Micheal Brown stared at the acceptance letter in front of him: It said yes.
So did the next one. And the one after that.
The 17-year-old from Houston applied to 20 of the best universities in the US. He was admitted to every single one with a full ride and $260,000 in additional scholarship offers.
"It's something I'm proud of because I see my hard work paying off, determination paying off, sacrifices paying off," the student told CNN.
Of those 20, he listed his top eight choices as: Harvard, Princeton, Northwestern, Yale, University of Pennsylvania, Stanford, Georgetown and Vanderbilt.
Currently a senior at Mirabeau B. Lamar High School, Micheal has been heavily involved in his school's debate team, mock trial and student government for years. He has also volunteered for political campaigns, citing his interest to "the moment I saw Barack Obama get elected."
He is set on majoring in political science, but is also considering a second degree in economics.
The first letter
When he received his first acceptance in December, he chose to do it at a friend's house to relieve the pressure of being around his whole family.
"My family had high expectations and maybe didn't realize how competitive the process is," he said.
But he still invited his biggest supporter to come along -- his mom.
Berthinia Rutledge-Brown filmed as Micheal stood in shock by the computer while his friends excitedly rallied around him.
Stanford, of course, said yes.
"After sixth grade, Mike was in control of his education," recalled the proud mom. "He was focused, he knew what he wanted and he made his own decisions."
A mother's dedication
Rutledge-Brown lost three babies before becoming pregnant with Micheal. Once she finally had a son, she poured all of her energy into giving him the very best that she possibly could.
He only received one B during his entire academic career, which she said was very difficult for the goal-getter.
On March 28, Micheal opened the last four admissions decisions that would mark his 20-school streak.

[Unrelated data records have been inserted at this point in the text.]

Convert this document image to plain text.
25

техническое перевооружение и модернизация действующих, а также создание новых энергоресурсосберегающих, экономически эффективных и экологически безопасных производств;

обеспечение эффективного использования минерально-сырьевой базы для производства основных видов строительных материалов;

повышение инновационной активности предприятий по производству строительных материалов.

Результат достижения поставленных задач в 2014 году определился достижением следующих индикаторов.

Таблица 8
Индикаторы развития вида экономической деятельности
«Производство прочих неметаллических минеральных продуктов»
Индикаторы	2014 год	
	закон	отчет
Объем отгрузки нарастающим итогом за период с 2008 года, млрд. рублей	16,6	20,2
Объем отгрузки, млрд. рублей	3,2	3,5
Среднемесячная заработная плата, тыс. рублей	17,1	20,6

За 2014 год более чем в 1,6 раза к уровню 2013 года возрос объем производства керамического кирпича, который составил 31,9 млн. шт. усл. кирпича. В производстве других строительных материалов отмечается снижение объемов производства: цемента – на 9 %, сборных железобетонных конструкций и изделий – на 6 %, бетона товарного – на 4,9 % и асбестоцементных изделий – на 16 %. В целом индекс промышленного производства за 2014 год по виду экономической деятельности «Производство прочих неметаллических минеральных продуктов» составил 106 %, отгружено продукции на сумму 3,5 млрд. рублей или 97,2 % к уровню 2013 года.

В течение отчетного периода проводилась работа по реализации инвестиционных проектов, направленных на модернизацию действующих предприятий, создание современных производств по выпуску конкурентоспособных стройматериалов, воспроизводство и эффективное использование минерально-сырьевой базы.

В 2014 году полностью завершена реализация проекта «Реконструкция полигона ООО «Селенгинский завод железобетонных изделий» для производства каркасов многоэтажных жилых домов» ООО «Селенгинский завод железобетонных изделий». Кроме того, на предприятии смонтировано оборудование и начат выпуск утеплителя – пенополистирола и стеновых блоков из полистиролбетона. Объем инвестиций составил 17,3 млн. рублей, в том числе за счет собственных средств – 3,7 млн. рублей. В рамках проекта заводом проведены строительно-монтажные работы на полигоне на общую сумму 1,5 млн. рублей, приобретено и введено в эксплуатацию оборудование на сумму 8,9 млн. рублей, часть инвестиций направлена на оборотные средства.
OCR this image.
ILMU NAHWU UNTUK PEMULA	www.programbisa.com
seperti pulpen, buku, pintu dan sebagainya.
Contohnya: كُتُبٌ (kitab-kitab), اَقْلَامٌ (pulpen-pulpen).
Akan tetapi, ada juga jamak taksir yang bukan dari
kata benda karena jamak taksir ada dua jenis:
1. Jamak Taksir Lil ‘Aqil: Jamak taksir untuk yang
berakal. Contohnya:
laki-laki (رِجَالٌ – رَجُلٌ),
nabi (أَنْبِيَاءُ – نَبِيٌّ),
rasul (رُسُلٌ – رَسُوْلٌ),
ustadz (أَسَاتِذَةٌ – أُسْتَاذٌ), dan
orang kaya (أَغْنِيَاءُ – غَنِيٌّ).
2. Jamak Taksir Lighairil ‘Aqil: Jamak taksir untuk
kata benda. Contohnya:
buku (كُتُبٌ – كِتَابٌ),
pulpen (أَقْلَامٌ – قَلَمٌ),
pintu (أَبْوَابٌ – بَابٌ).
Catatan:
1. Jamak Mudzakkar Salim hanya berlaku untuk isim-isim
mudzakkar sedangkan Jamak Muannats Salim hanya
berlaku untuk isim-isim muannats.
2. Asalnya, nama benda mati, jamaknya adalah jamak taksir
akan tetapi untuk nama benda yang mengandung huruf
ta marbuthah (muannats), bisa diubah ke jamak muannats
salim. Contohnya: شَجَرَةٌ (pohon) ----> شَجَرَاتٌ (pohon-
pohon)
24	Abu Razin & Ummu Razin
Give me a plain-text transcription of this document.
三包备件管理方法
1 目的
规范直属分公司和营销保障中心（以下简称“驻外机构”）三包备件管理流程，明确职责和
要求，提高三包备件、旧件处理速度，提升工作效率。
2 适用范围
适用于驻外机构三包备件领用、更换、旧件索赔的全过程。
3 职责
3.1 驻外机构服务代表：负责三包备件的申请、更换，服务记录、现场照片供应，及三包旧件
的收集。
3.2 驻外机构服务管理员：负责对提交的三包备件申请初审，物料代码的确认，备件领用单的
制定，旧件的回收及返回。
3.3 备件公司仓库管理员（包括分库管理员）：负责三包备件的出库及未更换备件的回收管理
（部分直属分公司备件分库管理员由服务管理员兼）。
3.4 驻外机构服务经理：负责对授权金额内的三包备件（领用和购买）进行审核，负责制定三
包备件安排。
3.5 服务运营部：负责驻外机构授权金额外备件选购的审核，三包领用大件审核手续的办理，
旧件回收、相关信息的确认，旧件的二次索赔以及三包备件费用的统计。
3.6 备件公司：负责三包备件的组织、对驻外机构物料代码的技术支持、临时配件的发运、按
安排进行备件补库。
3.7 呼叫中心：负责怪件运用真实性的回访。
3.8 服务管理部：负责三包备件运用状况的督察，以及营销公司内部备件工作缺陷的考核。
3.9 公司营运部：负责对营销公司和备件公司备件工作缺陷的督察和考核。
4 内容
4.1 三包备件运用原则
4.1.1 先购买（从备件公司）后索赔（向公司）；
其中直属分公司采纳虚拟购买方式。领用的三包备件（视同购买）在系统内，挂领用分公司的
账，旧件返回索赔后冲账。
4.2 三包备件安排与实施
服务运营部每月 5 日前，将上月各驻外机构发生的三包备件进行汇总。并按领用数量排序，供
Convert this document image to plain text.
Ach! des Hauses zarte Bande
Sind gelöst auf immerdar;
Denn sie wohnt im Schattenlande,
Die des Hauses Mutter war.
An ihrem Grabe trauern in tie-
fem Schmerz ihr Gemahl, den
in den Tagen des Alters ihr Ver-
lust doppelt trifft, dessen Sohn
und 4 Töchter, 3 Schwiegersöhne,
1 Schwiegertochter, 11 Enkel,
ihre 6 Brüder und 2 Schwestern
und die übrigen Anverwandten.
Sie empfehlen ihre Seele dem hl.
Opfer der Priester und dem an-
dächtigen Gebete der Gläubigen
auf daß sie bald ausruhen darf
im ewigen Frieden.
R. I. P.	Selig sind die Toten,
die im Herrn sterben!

His mom, who works two jobs as a licensed chemical dependency counselor, took the afternoon off to be with him.
They are both still in shock about the college and scholarship offers.
Urging others to dream big
But he didn't want to talk about his own accomplishments alone.
"For me, it's important to highlight that I'm not the only student of color who is achieving," the teenager noted.
He has met countless friends through organizations like QuestBridge, Emerge Fellowship and Breakthrough Collaborative, which match students from low-income communities with higher education opportunities.
In fact, Micheal has at least one friend at every single Ivy League school thanks to these initiatives. He stressed the importance of using his platform to show other kids that they can dream big, too.
"I want people to be informed and get access to these same programs," he said.
The high achiever will spend the next 30 days touring additional schools before he makes his final choice on May 1.
And he's not taking a break until the fall.
This summer, he'll spend two weeks traveling around cities that have historically fought for racial justice as part of Rustic Pathways' "Race in America" program.